"Gaza ne peut pas continuer à être
la plus grande prison à ciel ouvert du monde !" avait notamment déclaré
Nicolas Sarkozy en février 2009, peu après l’offensive israélienne dans ce
territoire palestinien. Pourtant, le blocus israélien a perduré, ce qui
a "empêché" la reconstruction et les réparations nécessaires, dénoncent
les ONG dans un rapport de vingt pages.
Ces organisations, parmi lesquelles Oxfam
International, le CCFD-Terre solidaire et Amnesty International France,
rappellent que plus de 2,8 milliards d’euros d’aides avaient été
annoncés en faveur du territoire laissé exsangue par trois semaines de
bombardements, qui firent 600 000 tonnes de décombres. Mais "seule une
faible partie des sommes engagées ont été dépensées. Les biens et
équipements destinés à la reconstruction croupissent dans des entrepôts
en dehors de Gaza et la région est toujours en ruines (...). Seuls
quarante et un chargements de matériaux de construction ont été
autorisés à entrer depuis, alors qu’il en faudrait des milliers."
TERRES INEXPLOITABLES
Les conséquences, recensées par l’ONU et les ONG
déployées sur le terrain, sont multiples : cet été, vingt mille
personnes vivaient toujours loin de chez elles ; 90 % des Gazaouis
subissent des coupures de courant quatre à huit heures par jour, ainsi
que des coupures d’eau, dont seulement 5 à 10 % est potable ; les
destructions dans les entreprises ont intensifié le chômage, qui a
atteint 40 % ; près de la moitié des terres agricoles ont été rendues
inexploitables par le passage des blindés israéliens et l’extension de
la zone-tampon à la frontière avec Israël ; le fonctionnement des
secteurs-clés de la santé et de l’éducation demeure très perturbé.
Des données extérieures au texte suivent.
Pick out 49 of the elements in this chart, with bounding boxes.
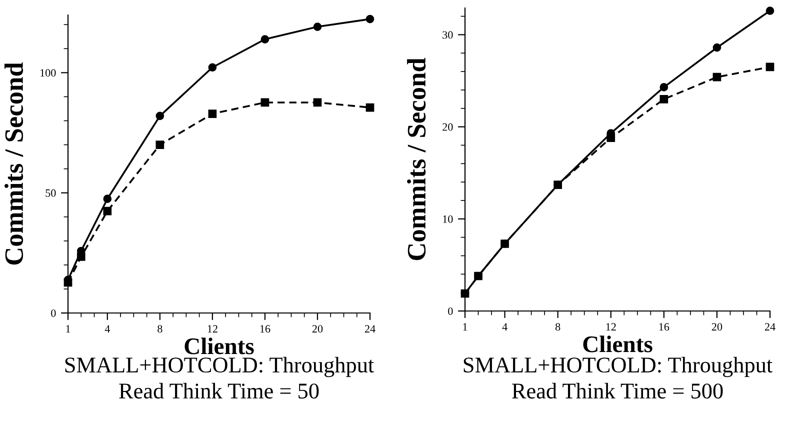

Les ONG condamnent les tirs de roquette contre des
civils israéliens depuis la bande Gaza, à l’origine de l’offensive.
Mais elles refusent que cette infraction au droit international en
justifie une autre. Or, le blocus imposé par Israël depuis l’arrivée au
pouvoir du Hamas en 2007 dans ce territoire palestinien viole la
convention de Genève relative à la protection des personnes civiles en
temps de guerre, qui interdit les "punitions collectives", selon elles.
Elles terminent par un "appel à l’action", notamment à destination de
l’Union européenne, pour obtenir la levée du blocus.